A common goal for West Africa?

Despite all these problems and contradictions, West Africa’s smallest country, with just half a million inhabitants, is a role model for the Ecowas community. In countries such as Ghana, Benin and Togo, wind, sun, hydro and biomass face far greater obstacles. “With consumer electricity prices of EUR 0.045 per kilowatt hour, there is little scope for development,” explains energy expert Kappiah. In contrast, Mali and Niger have enjoyed some progress in terms of decentralised generation in the private sector, particularly in solar power. However, in neighbouring Nigeria, with its 150 million inhabitants, this is out of the question. The country is in poor shape: natural resources are being ruthlessly exploited by oil companies, and the political classes are riddled with corruption. In a system plagued by rent-seeking, newcomers to the energy business do not stand a chance, while state energy suppliers make no effort to pursue renewable energies. “The short-term cash mentality is a problem in Nigeria and elsewhere,” says Kappiah, referring to the situation in other member states.


The head of ECREEE is in no doubt: the establishment of renewable energies in West Africa must be accompanied by socio-political change. For this reason, alongside its investments in large power plants, ECREEE also keeps the smallest projects, deep in the countryside far from the big cities and power grids, firmly in its sights. Sustainable electricity benefits entire village communities. Hospitals and schools need electrical lights and refrigerators to cool medicines and perishable foods. “It is an important community responsibility, which keeps rural exodus in check,” says Kappiah. “If a country has no tradition of social policy, there is generally little scope for decentralised, renewable energies.” But it is not just this lack of awareness, or the divergent energy policies within the Ecowas community, that he is worried about: in several West African countries, confrontations between Muslim and Christian communities are escalating. This too is an obstacle to restructuring the energy supply. “Religions pose a real problem,” says Kappiah, “they mislead people with promises, and cripple progress.”

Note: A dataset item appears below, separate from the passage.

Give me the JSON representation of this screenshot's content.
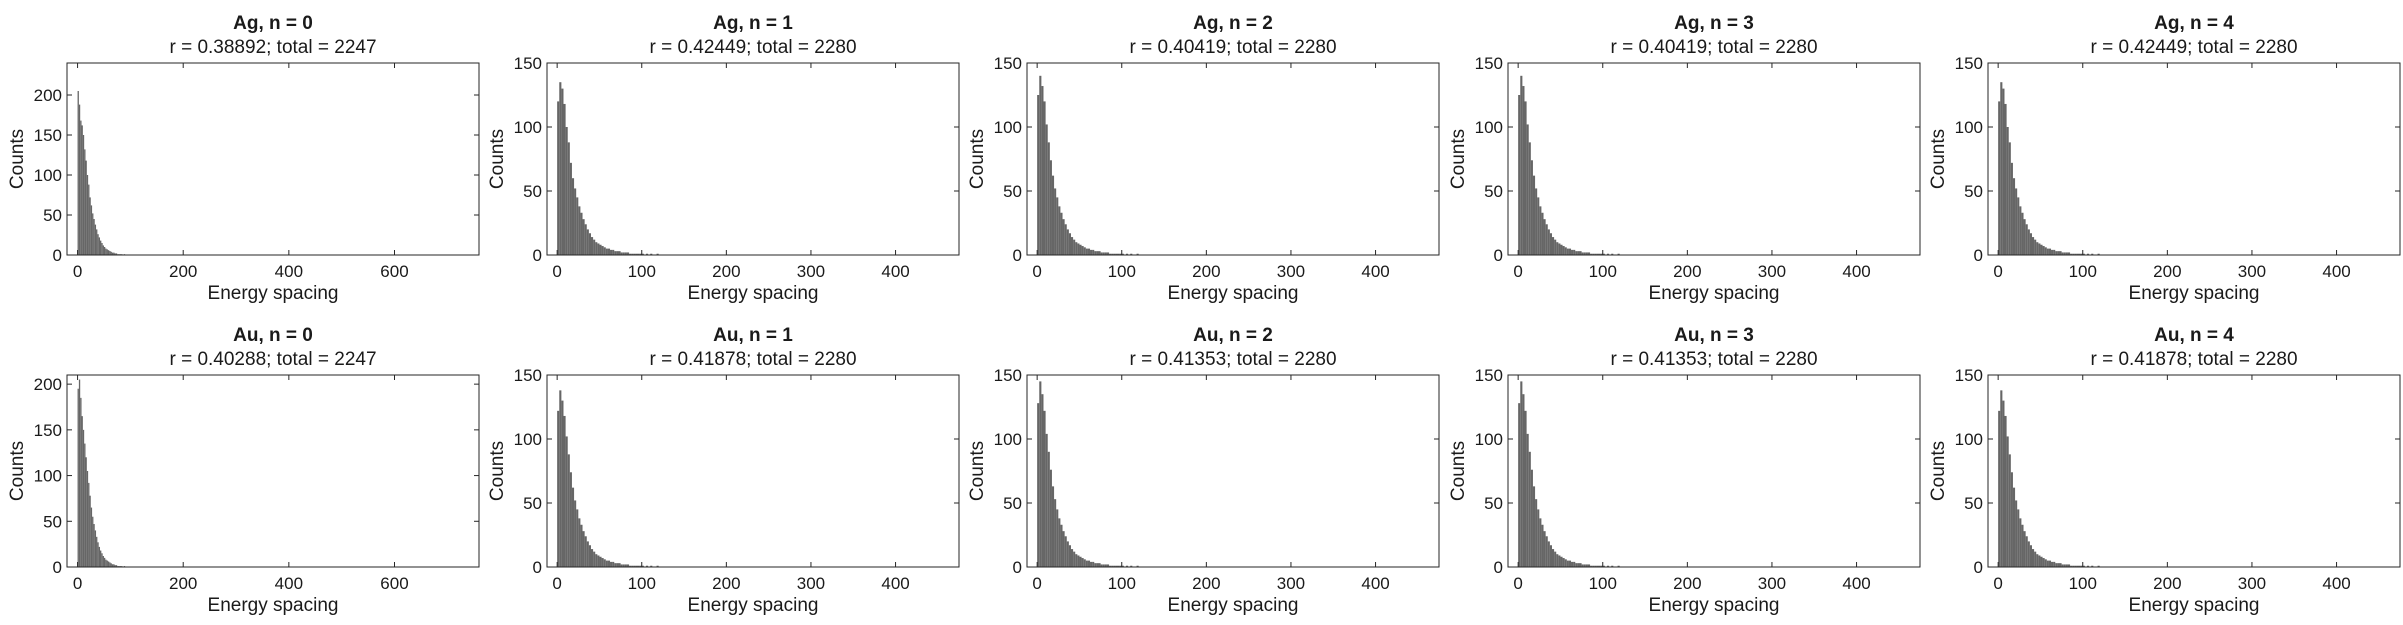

But there is also cause for hope: Ecowas has plans to rapidly expand the agency. Employee numbers are growing, and its annual budget has doubled to EUR 7 million. “Although Ecowas has yet to establish binding targets for all its member states, our goal is for many West African countries to obtain 10 to 25 percent of their energy from renewables by 2020,” says Kappiah. Alongside renewable energy, energy efficiency is another major issue. Savings of around 30 percent are planned in the coming years. This is a mammoth task for the energy agency. Regardless of how soon success can be claimed, ECREEE is ushering in a long-overdue new era for energy in West Africa, or indeed all of Sub-Saharan Africa – with Cape Verde leading the way.